This thesis explores how Katuic-speaking indigenous groups in the Central Annamitic Cordillera of Vietnam and Laos understand their environment – hills, streams and forest. Katuic eco-cosmology assumes that the natural landscape is imbued with spirit agents, with whom people must continuously communicate lest misfortune will strike and their livelihoods fail. The thesis posits the hypothesis that these spirit beliefs, and a variety of taboo notions accompanying them, can be interpreted as expressions of a complex socio-environmental adaptation. Today, the indigenous groups in the study region are confronted with a massive development- and modernisation push on two fronts – that of the global development industry on the one hand, and the implementation of national development policies and programs as part of the high-modernist state project in communist Vietnam and Laos, on the other.

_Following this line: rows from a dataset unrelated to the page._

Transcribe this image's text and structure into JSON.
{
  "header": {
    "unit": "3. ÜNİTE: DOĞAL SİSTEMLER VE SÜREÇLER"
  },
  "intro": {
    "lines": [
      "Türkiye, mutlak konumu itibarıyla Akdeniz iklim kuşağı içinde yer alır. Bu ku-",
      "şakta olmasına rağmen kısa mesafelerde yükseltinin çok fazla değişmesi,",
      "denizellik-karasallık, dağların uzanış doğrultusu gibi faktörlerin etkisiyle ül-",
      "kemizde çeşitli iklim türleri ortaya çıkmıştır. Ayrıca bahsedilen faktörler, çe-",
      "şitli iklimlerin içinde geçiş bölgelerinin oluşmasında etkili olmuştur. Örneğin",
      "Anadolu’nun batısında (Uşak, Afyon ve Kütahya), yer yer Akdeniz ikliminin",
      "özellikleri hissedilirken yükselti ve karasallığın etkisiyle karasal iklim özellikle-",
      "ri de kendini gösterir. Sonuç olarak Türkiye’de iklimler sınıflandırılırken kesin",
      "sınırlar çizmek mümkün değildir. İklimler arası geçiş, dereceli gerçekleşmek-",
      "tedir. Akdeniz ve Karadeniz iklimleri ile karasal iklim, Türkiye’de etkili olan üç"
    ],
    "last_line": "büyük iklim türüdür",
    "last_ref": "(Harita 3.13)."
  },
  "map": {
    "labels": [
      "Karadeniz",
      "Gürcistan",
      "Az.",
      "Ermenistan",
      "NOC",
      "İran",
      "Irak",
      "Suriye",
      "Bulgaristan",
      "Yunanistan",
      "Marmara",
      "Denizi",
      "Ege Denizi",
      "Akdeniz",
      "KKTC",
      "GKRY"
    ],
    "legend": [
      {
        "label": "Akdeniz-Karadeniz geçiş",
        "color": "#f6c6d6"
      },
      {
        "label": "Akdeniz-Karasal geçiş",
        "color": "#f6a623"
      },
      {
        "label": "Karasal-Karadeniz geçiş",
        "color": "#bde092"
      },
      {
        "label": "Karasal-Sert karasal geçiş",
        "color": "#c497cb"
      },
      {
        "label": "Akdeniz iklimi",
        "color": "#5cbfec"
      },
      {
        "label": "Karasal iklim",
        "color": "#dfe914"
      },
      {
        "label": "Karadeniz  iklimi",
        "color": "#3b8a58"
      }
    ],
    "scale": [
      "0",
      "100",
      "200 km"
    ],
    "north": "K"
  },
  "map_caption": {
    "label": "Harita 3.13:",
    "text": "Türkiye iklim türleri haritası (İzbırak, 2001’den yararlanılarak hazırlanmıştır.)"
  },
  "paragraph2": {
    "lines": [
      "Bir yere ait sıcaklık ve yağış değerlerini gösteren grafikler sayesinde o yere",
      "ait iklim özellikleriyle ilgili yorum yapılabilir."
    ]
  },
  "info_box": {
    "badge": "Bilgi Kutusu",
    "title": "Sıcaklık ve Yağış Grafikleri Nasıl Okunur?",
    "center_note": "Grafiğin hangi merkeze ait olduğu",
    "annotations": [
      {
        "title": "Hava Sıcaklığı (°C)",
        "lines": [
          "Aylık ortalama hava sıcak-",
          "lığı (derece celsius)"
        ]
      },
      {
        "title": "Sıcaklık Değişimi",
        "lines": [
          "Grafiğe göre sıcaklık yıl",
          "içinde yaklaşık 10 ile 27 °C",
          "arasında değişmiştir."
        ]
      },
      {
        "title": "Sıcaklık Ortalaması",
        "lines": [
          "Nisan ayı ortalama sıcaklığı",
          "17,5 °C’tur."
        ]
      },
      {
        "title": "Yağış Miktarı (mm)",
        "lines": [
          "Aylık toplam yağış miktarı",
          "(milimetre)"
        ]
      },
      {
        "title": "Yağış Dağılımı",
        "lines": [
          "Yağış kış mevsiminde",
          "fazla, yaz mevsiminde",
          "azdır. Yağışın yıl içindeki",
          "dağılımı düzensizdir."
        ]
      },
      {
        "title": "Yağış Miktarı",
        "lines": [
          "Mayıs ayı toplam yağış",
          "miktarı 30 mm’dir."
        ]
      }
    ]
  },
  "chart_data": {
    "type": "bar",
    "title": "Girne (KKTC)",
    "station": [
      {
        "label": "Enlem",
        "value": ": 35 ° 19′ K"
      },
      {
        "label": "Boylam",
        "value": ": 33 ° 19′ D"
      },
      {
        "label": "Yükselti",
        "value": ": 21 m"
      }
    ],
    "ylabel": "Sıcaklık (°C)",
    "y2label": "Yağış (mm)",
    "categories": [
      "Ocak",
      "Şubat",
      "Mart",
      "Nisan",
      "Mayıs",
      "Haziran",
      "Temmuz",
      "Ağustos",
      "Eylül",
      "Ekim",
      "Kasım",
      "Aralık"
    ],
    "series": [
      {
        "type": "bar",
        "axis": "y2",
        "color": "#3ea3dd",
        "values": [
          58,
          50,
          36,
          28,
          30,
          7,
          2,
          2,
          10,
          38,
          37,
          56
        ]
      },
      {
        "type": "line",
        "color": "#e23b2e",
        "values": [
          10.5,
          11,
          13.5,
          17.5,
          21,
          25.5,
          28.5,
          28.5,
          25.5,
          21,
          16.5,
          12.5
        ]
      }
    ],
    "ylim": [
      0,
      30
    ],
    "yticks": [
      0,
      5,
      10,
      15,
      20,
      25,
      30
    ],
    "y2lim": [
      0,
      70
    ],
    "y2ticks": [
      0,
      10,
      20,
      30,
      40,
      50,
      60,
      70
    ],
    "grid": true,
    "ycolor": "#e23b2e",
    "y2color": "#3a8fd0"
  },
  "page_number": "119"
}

A second objective of the thesis, then, is to examine the effects of this multi-layered and multi-scaled confrontation on indigenous cosmology, livelihood and landscape. It is argued, this confrontation at the development frontier can be conceived of as an interface between different ontologies or reality posits – one animist, articulated in a relational stance towards the landscape; the other, a naturalist or rationalist ontology, expressed as an objectivist stance towards nature and embodied in the high-modernist development schemes and programs unfolding in the region with the aim of re-engineering its indigenous societies and exploiting its natural resources.
Large parts of the Central Annamites were severely impacted by the Vietnam War; uncounted numbers of minority people were killed, or had their villages destroyed or relocated while defoliants, bombs, and forest fires ravaged the landscape. In the decades that followed the war, the entire social and natural landscape has been reshaped by national development policies and the modernist visions that underpin them. The thesis attempts to understand this physical and cultural transformation of the landscape, focusing particularly on the gradual breakdown of the complex indigenous socio-religious institutionsthat appear to have played an important functional role in maintaining the pre-war structure of the landscape.